Millet İttifakı: Geleceğe Yönelik Verilen Sözler
Millet ittifakı uzun süren aday tartışmaları sırasında aslında seçim stratejilerinin de ipucunu vermişti. Her meselenin üzerinde uzun tartışmaların yaşandığı, mutabakat arayışı olsa da aslında fikir ayrılıklarının ittifakın doğal bir parçası olduğuna dair bir söylem inşa edilmişti. Öyle ki ittifak içinde "Kılıçdaroğlu aday olmasın" kampanyaları yürütülmüş, Akşener'in masadan kalkması ve geri dönüşü gibi krizler yaşanmış ve bunların hepsi "doğal" karşılanmıştı. Bu süreç bir kısım seçmenin zihninde koalisyon hükümetleri canlandırmasına sebep olarak olumsuz iz bıraktı.

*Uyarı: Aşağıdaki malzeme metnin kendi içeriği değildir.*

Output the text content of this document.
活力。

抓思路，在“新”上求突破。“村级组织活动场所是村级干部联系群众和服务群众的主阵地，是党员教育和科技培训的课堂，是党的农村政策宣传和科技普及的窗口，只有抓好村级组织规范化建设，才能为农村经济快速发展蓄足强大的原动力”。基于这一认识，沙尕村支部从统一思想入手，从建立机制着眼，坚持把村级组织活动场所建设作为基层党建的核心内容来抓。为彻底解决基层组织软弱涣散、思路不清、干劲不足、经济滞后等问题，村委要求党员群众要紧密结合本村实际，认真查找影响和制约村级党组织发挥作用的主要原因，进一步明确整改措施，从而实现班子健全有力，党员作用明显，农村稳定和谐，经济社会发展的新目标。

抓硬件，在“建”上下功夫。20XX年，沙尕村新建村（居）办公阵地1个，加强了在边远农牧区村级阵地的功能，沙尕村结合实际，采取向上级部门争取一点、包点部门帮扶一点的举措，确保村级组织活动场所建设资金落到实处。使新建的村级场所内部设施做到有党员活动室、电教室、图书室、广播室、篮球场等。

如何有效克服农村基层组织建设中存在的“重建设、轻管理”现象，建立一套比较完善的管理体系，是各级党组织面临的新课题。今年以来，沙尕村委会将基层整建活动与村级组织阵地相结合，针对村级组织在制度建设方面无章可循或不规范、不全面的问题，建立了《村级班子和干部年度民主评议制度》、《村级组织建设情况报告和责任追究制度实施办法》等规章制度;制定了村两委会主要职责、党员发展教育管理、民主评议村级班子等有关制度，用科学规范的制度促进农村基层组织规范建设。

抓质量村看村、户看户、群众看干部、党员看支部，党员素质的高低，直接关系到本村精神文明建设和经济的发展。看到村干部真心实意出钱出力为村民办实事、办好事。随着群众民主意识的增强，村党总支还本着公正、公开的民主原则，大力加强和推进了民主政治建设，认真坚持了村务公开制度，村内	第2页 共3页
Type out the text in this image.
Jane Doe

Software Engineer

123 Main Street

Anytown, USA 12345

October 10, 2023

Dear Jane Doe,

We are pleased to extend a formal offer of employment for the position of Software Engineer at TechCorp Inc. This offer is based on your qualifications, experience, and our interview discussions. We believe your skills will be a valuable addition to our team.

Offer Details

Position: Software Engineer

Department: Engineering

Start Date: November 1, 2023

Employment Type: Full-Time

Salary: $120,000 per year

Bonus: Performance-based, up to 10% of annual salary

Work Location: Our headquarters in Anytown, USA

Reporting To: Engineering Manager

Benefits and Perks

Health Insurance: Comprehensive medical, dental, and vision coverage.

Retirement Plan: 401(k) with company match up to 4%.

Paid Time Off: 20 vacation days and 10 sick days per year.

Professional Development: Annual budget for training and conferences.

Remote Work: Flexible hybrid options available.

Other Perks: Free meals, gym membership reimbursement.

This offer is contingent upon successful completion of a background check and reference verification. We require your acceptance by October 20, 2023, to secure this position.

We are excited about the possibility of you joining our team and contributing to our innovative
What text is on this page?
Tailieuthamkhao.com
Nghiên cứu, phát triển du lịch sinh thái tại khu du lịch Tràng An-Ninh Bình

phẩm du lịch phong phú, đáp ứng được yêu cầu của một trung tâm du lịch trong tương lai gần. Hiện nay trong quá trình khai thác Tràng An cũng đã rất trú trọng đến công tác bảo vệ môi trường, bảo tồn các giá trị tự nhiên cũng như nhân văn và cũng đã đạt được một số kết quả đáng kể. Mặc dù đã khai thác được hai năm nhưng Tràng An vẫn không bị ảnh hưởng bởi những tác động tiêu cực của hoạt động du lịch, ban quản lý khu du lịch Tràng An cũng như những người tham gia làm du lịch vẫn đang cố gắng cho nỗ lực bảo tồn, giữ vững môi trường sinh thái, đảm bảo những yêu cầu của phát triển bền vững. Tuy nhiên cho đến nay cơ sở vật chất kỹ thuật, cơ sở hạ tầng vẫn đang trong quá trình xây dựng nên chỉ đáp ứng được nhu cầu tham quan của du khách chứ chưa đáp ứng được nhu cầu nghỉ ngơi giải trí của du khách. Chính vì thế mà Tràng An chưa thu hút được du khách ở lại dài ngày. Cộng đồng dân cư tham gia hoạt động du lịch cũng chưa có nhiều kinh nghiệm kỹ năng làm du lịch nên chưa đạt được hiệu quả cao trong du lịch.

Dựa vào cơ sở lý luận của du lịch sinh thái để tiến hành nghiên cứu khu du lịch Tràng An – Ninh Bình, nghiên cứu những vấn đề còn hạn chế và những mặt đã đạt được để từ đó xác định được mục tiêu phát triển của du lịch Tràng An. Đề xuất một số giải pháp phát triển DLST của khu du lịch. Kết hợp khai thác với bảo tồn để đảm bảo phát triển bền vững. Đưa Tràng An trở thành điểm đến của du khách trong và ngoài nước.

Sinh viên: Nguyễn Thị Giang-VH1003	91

Adaylık ilanının ardından Kılıçdaroğlu farklı muhalif kesimleri toparlayıcı, birleştirici bir kampanya stratejisi benimsedi. Kendisine ağır ithamlarda bulunan bazı gazeteci ve sanatçılar dahi eleştirilerini seçimlere kadar dillendirmeyeceklerini vurguladı. "Sana söz yine baharlar gelecek" sloganıyla üretilen kampanya çalışmalarında seçmene parlak ve mutlu bir gelecek vaad edildi. Çiçek açmış bir ağaç imgesinin kullanıldığı filmde Kılıçdaroğlu, ülkenin geleceğine ilişkin umut veren bir kahraman olarak konumlandırılıyordu. Film, teknik olarak ve ürettiği anlamlar açısından başarılıydı ve muhalif seçmen tarafından olumlu karşılandı.

Kampanyanın başlangıç videosunun ardından Kılıçdaroğlu'nun çalışmaları "Sana söz" sloganı üzerine odaklandı. Bu slogan üzerinden seçmene çeşitli konu başlıklarında vaadler verildi ve bunların yerine getirileceği vurgulandı. Kılıçdaroğlu kimi zaman mutfakta mütevazı bir lider olarak, kimi zaman bir tahtanın önünde bilgili, donanımlı bir lider olarak konumlandırıldı. Bu sloganın Kılıçdaroğlu açısından dezavantajlı yanı ise, seçmen nezdinde bunları gerçekleştirebilecek güvenilir bir lider olarak inanılırlığının düşük seviyede olmasıydı. Nitekim AK Parti bu zayıf noktayı tespit ederek, İstanbul ve Ankara büyükşehir belediyelerini elinde tutan CHP yönetiminin kötü performansını kullandı ve bu sloganın etkisini kırmaya çalıştı. Kılıçdaroğlu'nun hükümet tarafından yapılan vizyon projelere dair süregelen engelleyici yaklaşımı da adayın inandırıcılığını azalttı.

Kılıçdaroğlu, kampanyasında sosyal medyaya ayrı bir önem verdi. Çeşitli video içerikleri bir yana, "Alevi" başlıklı videosu 100 milyondan fazla izlendi ve çok tartışıldı. Vaatlere odaklanan bir seçim stratejisinde kimliği ön plana çıkaran bu içeriğin seçmen kararına nasıl etki edeceği tam olarak bilinmese de seçim sürecinde hassas bir konunun tartışma unsuru haline getirilmesi riskini taşıyordu. Bu çıkışa karşı Erdoğan'ın biz kimsenin kimliğiyle ilgilenmiyoruz cevabı vermesi kimlik tartışmalarının önünü kesti.